23 de septiembre 2018 , 11:27 p.m.

Explicable indignación causa la idea de que el cruel ‘Jojoy’ merezca un homenaje.

Hace bien Iván Duque en dejar claro que la cúpula militar se va cuando el Presidente de la República lo quiera y no cuando los miembros de la misma cúpula lo prefieran ni cuando se lo soliciten terceras personas. Pocas facultades son más determinantes para salvaguardar la autoridad y el mando presidencial que aquella asociada con poner y quitar a la cúpula militar.

En efecto, es la expresión más viva de lo que dispone la Constitución cuando establece que el Presidente de la República simboliza la unidad nacional y que simultáneamente es jefe de Estado, jefe del Gobierno y Suprema Autoridad Administrativa.

Desde esa perspectiva, no haber removido la cúpula militar al iniciar su mandato, debe interpretarse, creo yo, como un acto de fortaleza presidencial y de serenidad institucional. A estas alturas, la cúpula saliente que sigue en ejercicio sabe que está ahí porque el presidente Duque así lo dispuso, y cuando llegue la nueva cúpula sus integrantes sabrán también que llegaron por la decisión personal, propia y directa del “Comandante Supremo de las Fuerzas Armadas de la República”, como lo llama el propio artículo 189 de la Constitución.

Y ha quedado claro que el presidente Duque en este y en todos los frentes procede sin fanatismos, con mesura y que es un mandatario que prefiere recorrer caminos institucionales a generar actos estridentes, fecundos en titulares de prensa, pero muchas veces incinerantes en términos de la conducción del Estado.
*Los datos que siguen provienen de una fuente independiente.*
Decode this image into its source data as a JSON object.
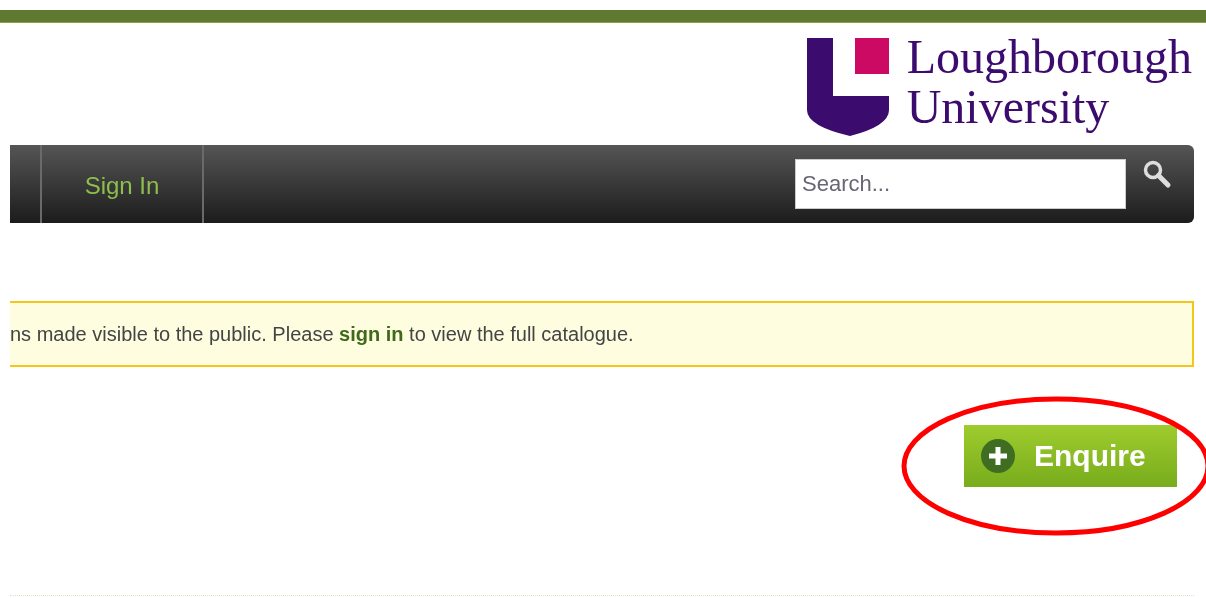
{
  "logo": {
    "line_1": "Loughborough",
    "line_2": "University"
  },
  "nav": {
    "items": [
      {
        "label": "Sign In"
      }
    ],
    "search": {
      "placeholder": "Search..."
    }
  },
  "notice": {
    "text": "ns made visible to the public. Please **sign in** to view the full catalogue."
  },
  "enquire_button": {
    "label": "Enquire"
  }
}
Por todo lo anterior, con el reloj corriendo, la cúpula ha tenido una especie de matrícula condicional, y aunque se sabe que su permanencia no será larga, también se entiende que si no arrojan resultados adecuados podrá ser más corta de lo que sus propios integrantes preferirían. Y para ellos la tarea tampoco es sencilla.

Acostumbrado como venía el general Mejía, comandante de las Fuerzas Militares –hombre inteligente, decente, de trato amable y considerado–, a que los aplausos más fervorosos se los ganaba descrestando despistados diplomáticos extranjeros gracias a la elocuencia de sus discursos y su adornada retórica de la paz, ahora le toca “cambiar de chip”.